芸術理解とは共感体験

2021年1月6日

芸術作品にとって必要なのは共感です。今日では新聞や雑誌で批評というものが制度化し、当然のように定着していますが、私は以ての外だと思っています。批評、批判などは芸術にとって百害あって一理なしです。芸術に客観的基準が入り込んできて、芸術が学問の一旦を担うようになって、何かが進歩したとでも言うのでしょうか。せめて理解までに留めて欲しいものです。理解も寄り添うような理解は大いに歓迎されていると思います。芸術作品だって一人ぼっちでいるよりも理解してもらいたがっていますから。

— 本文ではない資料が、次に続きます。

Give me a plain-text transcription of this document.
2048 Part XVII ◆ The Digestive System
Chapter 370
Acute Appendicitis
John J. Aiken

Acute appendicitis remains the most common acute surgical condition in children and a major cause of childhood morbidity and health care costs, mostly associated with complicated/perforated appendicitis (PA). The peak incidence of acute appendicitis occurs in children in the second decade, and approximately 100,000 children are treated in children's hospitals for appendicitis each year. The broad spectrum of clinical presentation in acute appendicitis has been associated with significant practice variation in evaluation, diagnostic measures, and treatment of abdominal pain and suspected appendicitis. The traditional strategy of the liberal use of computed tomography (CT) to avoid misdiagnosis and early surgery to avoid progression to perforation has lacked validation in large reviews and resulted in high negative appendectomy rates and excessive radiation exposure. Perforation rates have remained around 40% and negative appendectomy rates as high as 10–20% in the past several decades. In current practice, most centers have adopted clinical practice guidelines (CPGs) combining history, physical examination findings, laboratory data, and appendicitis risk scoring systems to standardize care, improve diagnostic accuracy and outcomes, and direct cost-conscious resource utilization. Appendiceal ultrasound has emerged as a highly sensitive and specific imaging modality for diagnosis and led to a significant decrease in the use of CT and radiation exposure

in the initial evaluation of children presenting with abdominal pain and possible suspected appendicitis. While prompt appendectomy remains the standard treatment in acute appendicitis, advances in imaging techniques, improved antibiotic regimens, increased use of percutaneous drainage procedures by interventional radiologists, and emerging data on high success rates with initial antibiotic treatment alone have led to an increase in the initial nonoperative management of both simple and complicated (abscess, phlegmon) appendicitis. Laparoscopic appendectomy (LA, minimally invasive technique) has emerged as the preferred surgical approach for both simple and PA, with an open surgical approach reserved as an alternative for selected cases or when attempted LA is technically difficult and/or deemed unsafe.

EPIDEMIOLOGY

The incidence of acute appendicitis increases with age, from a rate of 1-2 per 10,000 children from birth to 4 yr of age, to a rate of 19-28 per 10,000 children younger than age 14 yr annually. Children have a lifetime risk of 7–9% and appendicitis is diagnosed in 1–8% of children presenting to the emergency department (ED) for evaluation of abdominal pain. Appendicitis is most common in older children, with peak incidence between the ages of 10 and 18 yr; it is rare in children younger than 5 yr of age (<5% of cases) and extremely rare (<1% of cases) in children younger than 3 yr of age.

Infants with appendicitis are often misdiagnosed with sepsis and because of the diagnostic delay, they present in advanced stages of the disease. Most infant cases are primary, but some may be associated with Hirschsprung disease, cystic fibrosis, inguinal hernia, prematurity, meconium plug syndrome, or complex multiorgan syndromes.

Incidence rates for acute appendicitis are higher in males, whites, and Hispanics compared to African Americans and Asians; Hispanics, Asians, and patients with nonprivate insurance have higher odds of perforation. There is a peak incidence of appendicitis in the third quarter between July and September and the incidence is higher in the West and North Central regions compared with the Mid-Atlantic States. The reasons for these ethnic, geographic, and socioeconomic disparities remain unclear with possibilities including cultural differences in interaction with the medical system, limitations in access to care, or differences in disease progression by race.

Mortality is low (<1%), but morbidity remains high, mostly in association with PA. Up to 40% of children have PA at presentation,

私はミヒャエル・エンデさんの言葉に深くうなづいた記憶があります。

私たちがコンサートホールで音楽を聞いてホールを後にする時、美術館で絵を見て美術館を後にする時、私たちは入る前より賢くなって出ることはないというのです。共感とか理解とは心情告白の一種ですから、賢くなることとは違うのです。せいぜい自分が生きていることを確信するところまでです。もちろん私たちの得意な「答えを出す」ことでもありません。絵を見ているときはただ見ているのがいいのです。余韻の中で何かを体験している、これが芸術にふさわしいものかもしれません。

 

今日の学校教育が教育という名のもとで行なっている教育を考えると、それは芸術を理解すると言うのと最も離れているもののように見えるのです。いつも答えを用意して、聞かれたら答え、それによって点数がつくわけですから、理解に必要なプロセスが備わっていません。更にそれを小さい時から何年も押し付けられたら、答えを出す人生しか知らなくなってしまいます。そして最後は自分の人生に答えを出して死んでゆくのでしょうか。私は未だ答えのでた人生などには出会ったことがないのですが。

理解とはまずは目の前にしているものとなんらかの取っ掛かりが掴めたときに始まります。自分でも気がついていなかった関心を呼び起こされるのです。ハッとする瞬間です。私が教育の中で一番濃い物と考えているのはその取っ掛かりが作られた瞬間です。その取っ掛かりさえ掴めるようにしてあげればあとは子どもの方で勝手に深めてゆきます。理解は深めるという言い方をしましたが、その関係が密になってゆく過程を楽しむことです。

芸術という分野は理解を深めるのに一番向いています。演劇なら舞台を見ているときに理解しなくてもいいのです。後日あれはそう言うことだったのか、と言うよう理解の仕方だって理解だからです。音楽も同じで、会場ではただ聞いていればいいのです。プログラムを一生懸命読んでお勉強をしても芸術というのは理解できる訳ではないのです。却って余計な知識が邪魔をして理解が妨げられてしまうかもしれません。絵だってただ見ていればいいのです。

ところがそういう理解の仕方は、今日の社会では認められていません。会社などではぼんやりしていると「きみ分かったのかね」と上司に怒鳴られてしまいます。イエスかノーの世界です。社会に出ればこう言うシステムの中で生きるわけなので、学校教育の中で社会の縮図を子どもたちに押し付ける必要はないと考えてはいけないのでしょうか。そんなことをしたら社会で落ちこぼれてしまうと懸念する声が聞こえますが、今の社会は何が起こるか分からない未知に向かっているのです。そこでは正しい答えはないので、想像力からの工夫が要求されています。それは答えを出して点数を競う教育からは作られない能力です。教育は芸術のように答えのない中で奔放でなければならないのです。

最後に余韻のことに触れたいと思います。余韻は簡単に言えば記憶の世界で、思い出の中に浮かんでくる舞台の光景に浸ることです。一度目の前から消えて思い出の中に浮かび上がってくるものは、当日見ていた時よりも鮮明だったりするのです。そしてそこに自分が必要としている生きる力につながるものが感じられたりするのです。もちろん極めて主観的なものです。

これが芸術的理解というもののような気がします。芸術を理解するには時間がかかるということです。しかしこの時間は外から見れば計かれますが、内側から見たら停止している時(とき)というものなのです。